Trent’anni dopo Capaci: la memoria, la retorica e l’impegno quotidiano

Il rischio che le celebrazioni diventino solo una stucchevole passerella è ben presente soprattutto in coloro che a Falcone, Borsellino hanno davvero creduto.

Di Antonello Piraneo |

Trent’anni dopo Capaci non si trova un solo giudice, politico, intellettuale, che non sia stato amico di Giovanni Falcone, nessuno che oggi ripeta quanto diceva fino a poco prima del 23 maggio ’92: Falcone troppo vicino alla politica, fors’anche insabbiatore, Falcone carrierista, e, certo, professionista dell’antimafia. Così il rischio che la memoria di Giovanni Falcone e con lui di Paolo Borsellino – uniti nella vita e nella morte – di Francesca Morvillo e degli uomini delle scorte, diventi soltanto un vuoto esercizio di retorica se non addirittura una stucchevole passerella, è ben presente soprattutto in coloro che a Falcone, Borsellino, alla loro azione per la Giustizia giusta prim’ancora che antimafiosa, hanno davvero creduto.
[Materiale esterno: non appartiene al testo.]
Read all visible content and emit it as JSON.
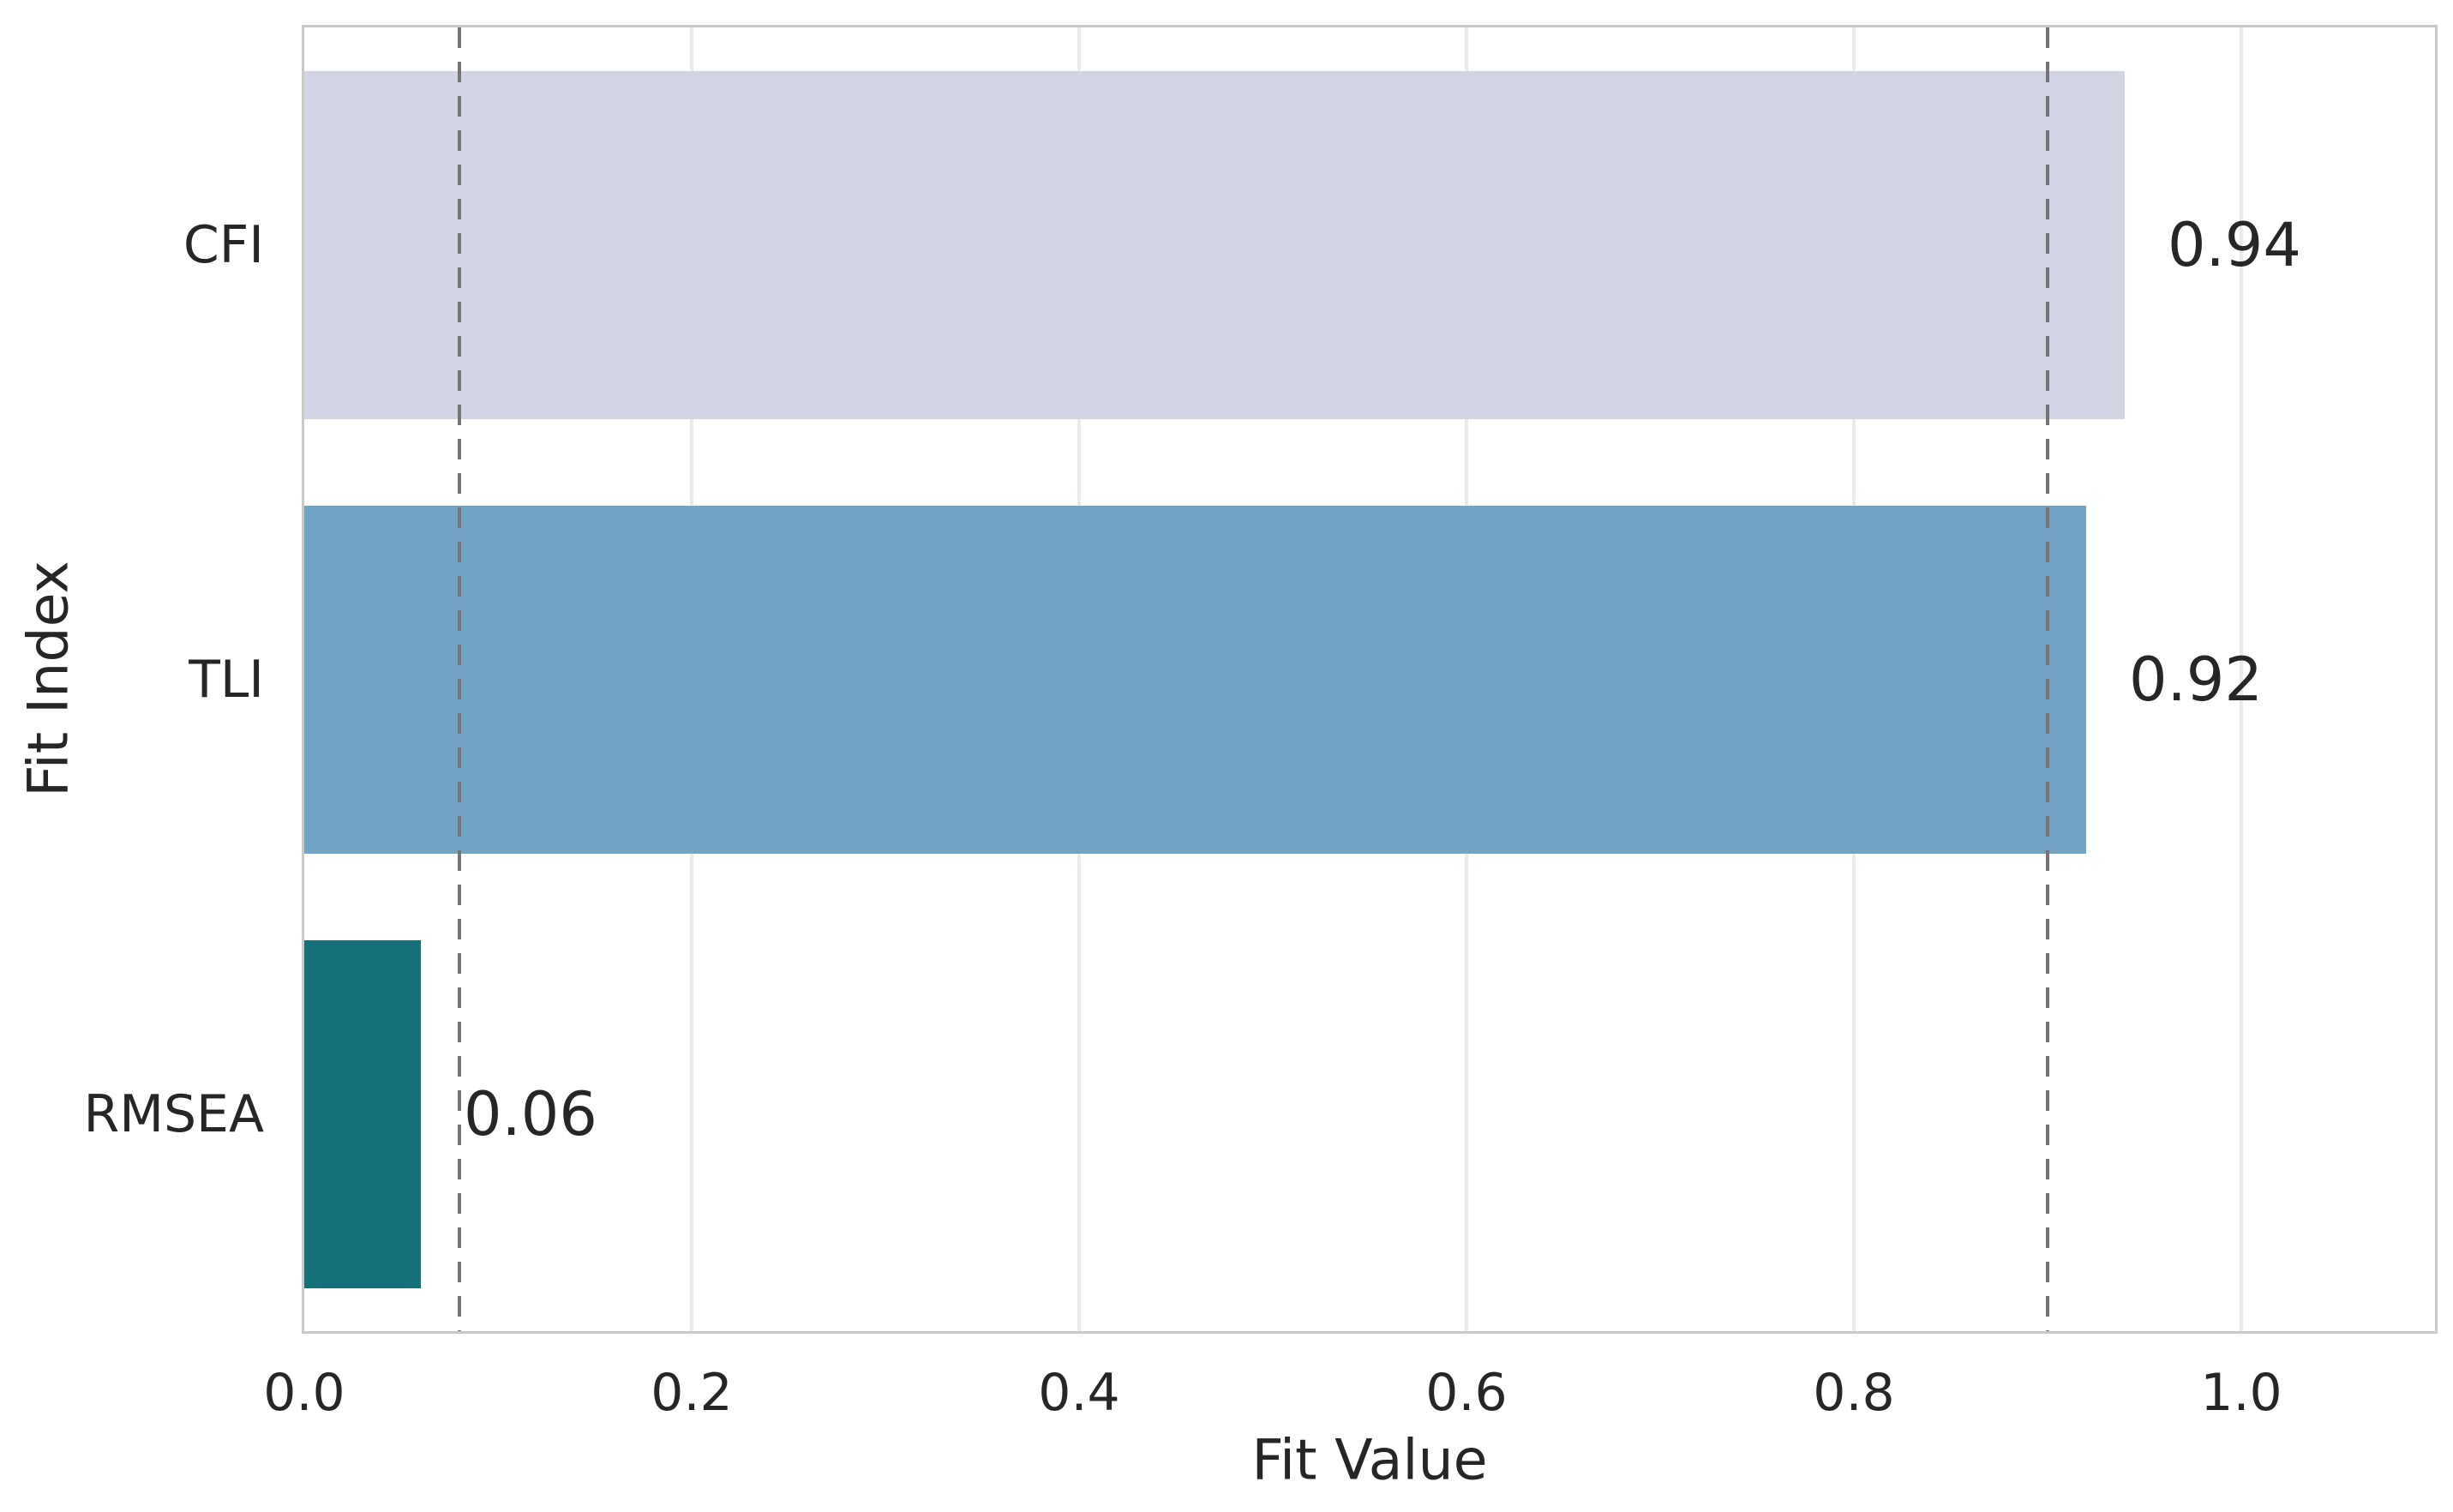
{
  "chart_data": {
    "type": "bar",
    "orientation": "horizontal",
    "title": "",
    "xlabel": "Fit Value",
    "ylabel": "Fit Index",
    "categories": [
      "CFI",
      "TLI",
      "RMSEA"
    ],
    "values": [
      0.94,
      0.92,
      0.06
    ],
    "bar_labels": [
      "0.94",
      "0.92",
      "0.06"
    ],
    "bar_colors": [
      "#d3d4e3",
      "#72a3c2",
      "#147179"
    ],
    "xlim": [
      0,
      1.1
    ],
    "x_ticks": [
      0.0,
      0.2,
      0.4,
      0.6,
      0.8,
      1.0
    ],
    "x_tick_labels": [
      "0.0",
      "0.2",
      "0.4",
      "0.6",
      "0.8",
      "1.0"
    ],
    "reference_lines": [
      {
        "value": 0.08,
        "style": "dashed",
        "color": "#757575"
      },
      {
        "value": 0.9,
        "style": "dashed",
        "color": "#757575"
      }
    ],
    "grid": "vertical",
    "legend": null,
    "plot_background": "#ffffff",
    "gridline_color": "#eaeaea",
    "spine_color": "#c9c9c9",
    "text_color": "#262626"
  }
}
Per questo fare memoria delle 17,58 di sabato 23 maggio 1992 si traduce  nell’impegno  quotidiano nell’affermazione della legalità, nella disarticolazione della mafiosità di pensiero pericolosa almeno quanto l’agire mafioso: non sparo, non uccido, non taglieggio, ma accetto la prepotenza, la convenienza, l’obliquità necessitata come stile di vita. Un impegno che per non ridursi a pura testimonianza deve essere concreto. 

Trent’anni dopo Capaci è cresciuta un’altra Sicilia. Le generazioni post 1992 hanno potuto parlare di mafia in tutti luoghi, non soltanto nelle chiese consacrate dell’antimafia militante e autoproclamatasi tale. I nostri figli hanno incontrato e incontrano nelle scuole prefetti, magistrati, forze  dell'ordine,  vittime di mafia e associazioni presenti nella trincee dei quartieri dimenticati. Prima non accadeva in maniera così  diffusa, “normale”. Eppure non eravamo innocenti, l’innocenza l’avevamo perduta  – complice uno  Stato  quantomeno distratto – ogni  qual volta pensavamo che la mafia non ci riguardasse e al più fosse una questione tra un giudice e Cosa Nostra, un prefetto e alcuni capimafia, un giornalista coraggioso e quegli altri. Per questo la rivoluzione delle lenzuola bianche fu la migliore risposta che si potesse dare. Ai boss ha fatto male quanto il carcere duro e non appaia una provocazione: è questa presa di coscienza collettiva che fin qui ha frenato ogni ipotesi di allentamento delle leggi in materia di contrasto alle mafie. 

Trent’anni dopo Capaci ai ragazzi – tra i quali  la mafia è «di moda», ci avvisa un sondaggio raggelante – va detto  che il mafioso non è mai un misconosciuto  Robin Hood e neanche quella sorta di superuomo delle serie tv, ma  più banalmente un uomo infelice, un perdente che vive male, senza affetti e spesso è destinato a morire in carcere, una volta catturato.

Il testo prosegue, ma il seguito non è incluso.